J Pierre Fauchard Acad. 1994 Dec;8(4):137-42.
26 dry specimens of mandible were utilised for making antropometric & condylo coronal angle measurements. 26 living subjects were radiographed in a standardized SMV an CCA values were established. Average value of Antero posterior dimension was obtained to be 8.5 mm and latero medial dimension obtained to be 17 mm. Left and right condylo coronal angle (CCA) from dry specimens was assessed to be 18 & 16 respectively. From the living subjects CCA was established as 17 degrees in Indian population. The following radiological implications are evident from this study. (1) A tomographic cut of the TMJ if done at the depth of 8 to 9 mm i.e. half of 17 mm (lateromedial dimension average) it would pass through the centre of the condyle and may contribute to the diagnostic importance. (2) The CCA of 17 degrees obtained for Indian population may be utilized by clinicans to obtain clearer transpharyngeal and transcranial views of the TMJ by adjusting the radiographic cone to 17 degrees tilt in horizontal angulation keeping the standard values for vertical angulation as--10 degrees for transpharyngeal and +25 degrees for transcranial views.

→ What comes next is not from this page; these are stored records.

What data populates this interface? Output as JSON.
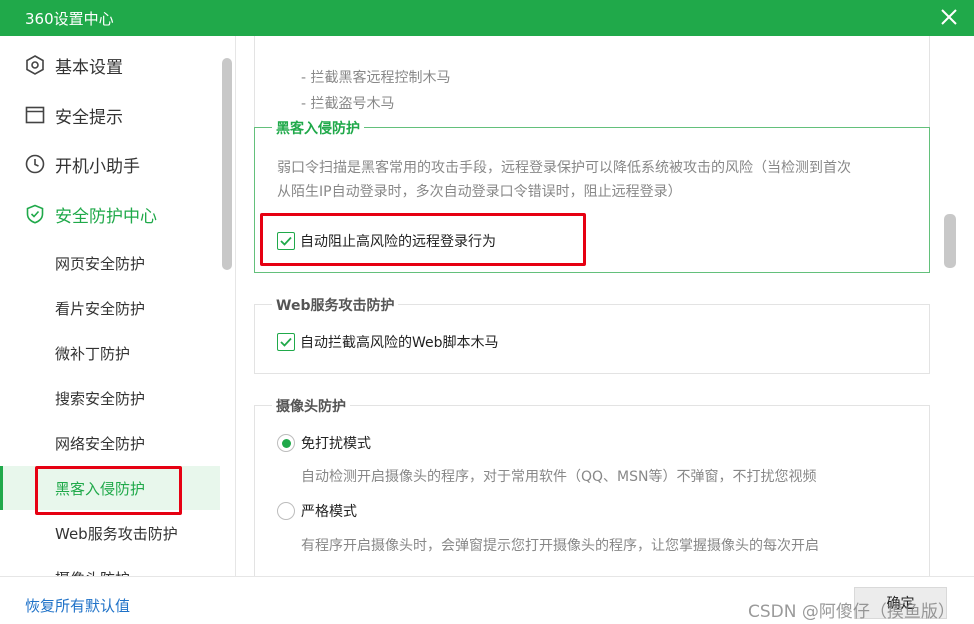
{
  "window": {
    "title": "360设置中心"
  },
  "sidebar": {
    "main_items": [
      {
        "label": "基本设置",
        "icon": "hexagon-gear-icon"
      },
      {
        "label": "安全提示",
        "icon": "window-icon"
      },
      {
        "label": "开机小助手",
        "icon": "clock-icon"
      },
      {
        "label": "安全防护中心",
        "icon": "shield-check-icon"
      }
    ],
    "sub_items": [
      {
        "label": "网页安全防护"
      },
      {
        "label": "看片安全防护"
      },
      {
        "label": "微补丁防护"
      },
      {
        "label": "搜索安全防护"
      },
      {
        "label": "网络安全防护"
      },
      {
        "label": "黑客入侵防护"
      },
      {
        "label": "Web服务攻击防护"
      },
      {
        "label": "摄像头防护"
      }
    ]
  },
  "content": {
    "top_section": {
      "lines": [
        "- 拦截黑客远程控制木马",
        "- 拦截盗号木马"
      ]
    },
    "hacker_section": {
      "title": "黑客入侵防护",
      "description_lines": [
        "弱口令扫描是黑客常用的攻击手段，远程登录保护可以降低系统被攻击的风险（当检测到首次",
        "从陌生IP自动登录时，多次自动登录口令错误时，阻止远程登录）"
      ],
      "checkbox_label": "自动阻止高风险的远程登录行为"
    },
    "web_section": {
      "title": "Web服务攻击防护",
      "checkbox_label": "自动拦截高风险的Web脚本木马"
    },
    "camera_section": {
      "title": "摄像头防护",
      "options": [
        {
          "label": "免打扰模式",
          "description": "自动检测开启摄像头的程序，对于常用软件（QQ、MSN等）不弹窗，不打扰您视频"
        },
        {
          "label": "严格模式",
          "description": "有程序开启摄像头时，会弹窗提示您打开摄像头的程序，让您掌握摄像头的每次开启"
        }
      ]
    }
  },
  "footer": {
    "reset_label": "恢复所有默认值",
    "ok_label": "确定",
    "watermark": "CSDN @阿傻仔（摸鱼版）"
  },
  "colors": {
    "brand": "#20a94a",
    "highlight": "#e60012",
    "link": "#1f72c8"
  }
}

使用26个下颌骨干燥标本进行人体测量和髁突冠状角测量。对26名活体受试者进行标准化的颏顶位投照,并确定CCA值。前后径的平均值为8.5毫米,内外径的平均值为17毫米。干燥标本的左右髁突冠状角(CCA)分别评估为18度和16度。在印度人群中,活体受试者的CCA确定为17度。这项研究有以下明显的放射学意义。(1)如果在8至9毫米深度(即17毫米(内外径平均值)的一半)进行颞下颌关节断层扫描,它将穿过髁突中心,可能具有诊断重要性。(2)印度人群获得的17度CCA值,临床医生可通过将X线投照锥在水平角度调整为17度倾斜,同时保持垂直角度的标准值(经咽侧位为-10度,经颅位为+25度),以获得更清晰的颞下颌关节经咽侧位和经颅位图像。